Tamashi Hettiarachchi

 

Tamashi Hettiarachchi is a student graduating from the Neag School of Education with a bachelor’s degree in chemistry. Throughout her undergraduate career, she has collaborated with UConn faculty and other scientists on numerous projects to serve the community. One included co-designing and co-leading a teacher’s professional development event at UConn for eight area middle school science teachers using a curriculum she developed with others as part of the Ant U Collection at UConn.

As a result of her work as an Ant U Scholar, Tamashi has been the lead author of an article published in the National Science Teaching Association’s Science Scope middle school practitioner journal, “Army Ants and Their Guests: Learning From the Miniature Societies of Army Ants as a Model for Understanding Group Behavior and Natural Selection.” She will be the lead author in a book that she and chemistry professors at UConn plan to publish.
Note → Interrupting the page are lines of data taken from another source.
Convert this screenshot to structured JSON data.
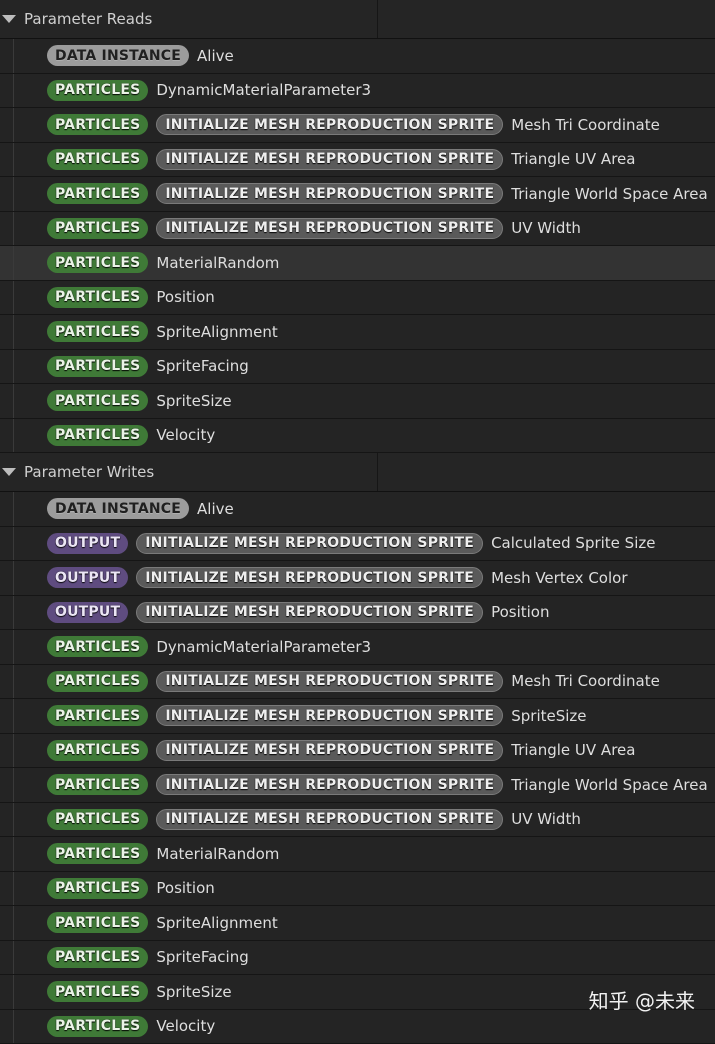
{
  "sections": [
    {
      "title": "Parameter Reads",
      "rows": [
        {
          "tags": [
            {
              "kind": "data-instance",
              "text": "DATA INSTANCE"
            }
          ],
          "label": "Alive"
        },
        {
          "tags": [
            {
              "kind": "particles",
              "text": "PARTICLES"
            }
          ],
          "label": "DynamicMaterialParameter3"
        },
        {
          "tags": [
            {
              "kind": "particles",
              "text": "PARTICLES"
            },
            {
              "kind": "module",
              "text": "INITIALIZE MESH REPRODUCTION SPRITE"
            }
          ],
          "label": "Mesh Tri Coordinate"
        },
        {
          "tags": [
            {
              "kind": "particles",
              "text": "PARTICLES"
            },
            {
              "kind": "module",
              "text": "INITIALIZE MESH REPRODUCTION SPRITE"
            }
          ],
          "label": "Triangle UV Area"
        },
        {
          "tags": [
            {
              "kind": "particles",
              "text": "PARTICLES"
            },
            {
              "kind": "module",
              "text": "INITIALIZE MESH REPRODUCTION SPRITE"
            }
          ],
          "label": "Triangle World Space Area"
        },
        {
          "tags": [
            {
              "kind": "particles",
              "text": "PARTICLES"
            },
            {
              "kind": "module",
              "text": "INITIALIZE MESH REPRODUCTION SPRITE"
            }
          ],
          "label": "UV Width"
        },
        {
          "tags": [
            {
              "kind": "particles",
              "text": "PARTICLES"
            }
          ],
          "label": "MaterialRandom",
          "selected": true
        },
        {
          "tags": [
            {
              "kind": "particles",
              "text": "PARTICLES"
            }
          ],
          "label": "Position"
        },
        {
          "tags": [
            {
              "kind": "particles",
              "text": "PARTICLES"
            }
          ],
          "label": "SpriteAlignment"
        },
        {
          "tags": [
            {
              "kind": "particles",
              "text": "PARTICLES"
            }
          ],
          "label": "SpriteFacing"
        },
        {
          "tags": [
            {
              "kind": "particles",
              "text": "PARTICLES"
            }
          ],
          "label": "SpriteSize"
        },
        {
          "tags": [
            {
              "kind": "particles",
              "text": "PARTICLES"
            }
          ],
          "label": "Velocity"
        }
      ]
    },
    {
      "title": "Parameter Writes",
      "rows": [
        {
          "tags": [
            {
              "kind": "data-instance",
              "text": "DATA INSTANCE"
            }
          ],
          "label": "Alive"
        },
        {
          "tags": [
            {
              "kind": "output",
              "text": "OUTPUT"
            },
            {
              "kind": "module",
              "text": "INITIALIZE MESH REPRODUCTION SPRITE"
            }
          ],
          "label": "Calculated Sprite Size"
        },
        {
          "tags": [
            {
              "kind": "output",
              "text": "OUTPUT"
            },
            {
              "kind": "module",
              "text": "INITIALIZE MESH REPRODUCTION SPRITE"
            }
          ],
          "label": "Mesh Vertex Color"
        },
        {
          "tags": [
            {
              "kind": "output",
              "text": "OUTPUT"
            },
            {
              "kind": "module",
              "text": "INITIALIZE MESH REPRODUCTION SPRITE"
            }
          ],
          "label": "Position"
        },
        {
          "tags": [
            {
              "kind": "particles",
              "text": "PARTICLES"
            }
          ],
          "label": "DynamicMaterialParameter3"
        },
        {
          "tags": [
            {
              "kind": "particles",
              "text": "PARTICLES"
            },
            {
              "kind": "module",
              "text": "INITIALIZE MESH REPRODUCTION SPRITE"
            }
          ],
          "label": "Mesh Tri Coordinate"
        },
        {
          "tags": [
            {
              "kind": "particles",
              "text": "PARTICLES"
            },
            {
              "kind": "module",
              "text": "INITIALIZE MESH REPRODUCTION SPRITE"
            }
          ],
          "label": "SpriteSize"
        },
        {
          "tags": [
            {
              "kind": "particles",
              "text": "PARTICLES"
            },
            {
              "kind": "module",
              "text": "INITIALIZE MESH REPRODUCTION SPRITE"
            }
          ],
          "label": "Triangle UV Area"
        },
        {
          "tags": [
            {
              "kind": "particles",
              "text": "PARTICLES"
            },
            {
              "kind": "module",
              "text": "INITIALIZE MESH REPRODUCTION SPRITE"
            }
          ],
          "label": "Triangle World Space Area"
        },
        {
          "tags": [
            {
              "kind": "particles",
              "text": "PARTICLES"
            },
            {
              "kind": "module",
              "text": "INITIALIZE MESH REPRODUCTION SPRITE"
            }
          ],
          "label": "UV Width"
        },
        {
          "tags": [
            {
              "kind": "particles",
              "text": "PARTICLES"
            }
          ],
          "label": "MaterialRandom"
        },
        {
          "tags": [
            {
              "kind": "particles",
              "text": "PARTICLES"
            }
          ],
          "label": "Position"
        },
        {
          "tags": [
            {
              "kind": "particles",
              "text": "PARTICLES"
            }
          ],
          "label": "SpriteAlignment"
        },
        {
          "tags": [
            {
              "kind": "particles",
              "text": "PARTICLES"
            }
          ],
          "label": "SpriteFacing"
        },
        {
          "tags": [
            {
              "kind": "particles",
              "text": "PARTICLES"
            }
          ],
          "label": "SpriteSize"
        },
        {
          "tags": [
            {
              "kind": "particles",
              "text": "PARTICLES"
            }
          ],
          "label": "Velocity"
        }
      ]
    }
  ],
  "watermark": "知乎 @未来",
  "colors": {
    "particles": "#3f7a37",
    "data_instance": "#9c9c9c",
    "output": "#5f4c80",
    "module": "#5a5a5a",
    "selected_row": "#333333"
  }
}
Alongside this work, Tamashi is interested in science’s intersection with social justice. She serves as an executive leader in Neag’s Leadership in Diversity Club, an organization for teachers of color where she provides support to students from underrepresented backgrounds interested in a career in education. Additionally, she will be co-presenting “Recognizing the Diverse Repertoires of Resources Students Bring to Sense-making” at the Leadership in Diversity conference. At home, she has led events like Black Lives Matter marches and other efforts with Black in Glastonbury—a group of activists who focus on injustices in the community.

 

In nominating Tamashi, Dr. Todd Campbell (Department Head and Professor in the Neag School of Education) has written, “she has stood out among her peers as an exceptionally reflective, organized, and passionate next generation teacher and leader.” Tamashi’s future includes traveling and spending time with loved ones to whom she attributes much of her success. She has written, “I would not be where I am today without my parents, Buddhika and Dushyanthi Hettiarachchi, and my sisters Ineshka and Emalsha.”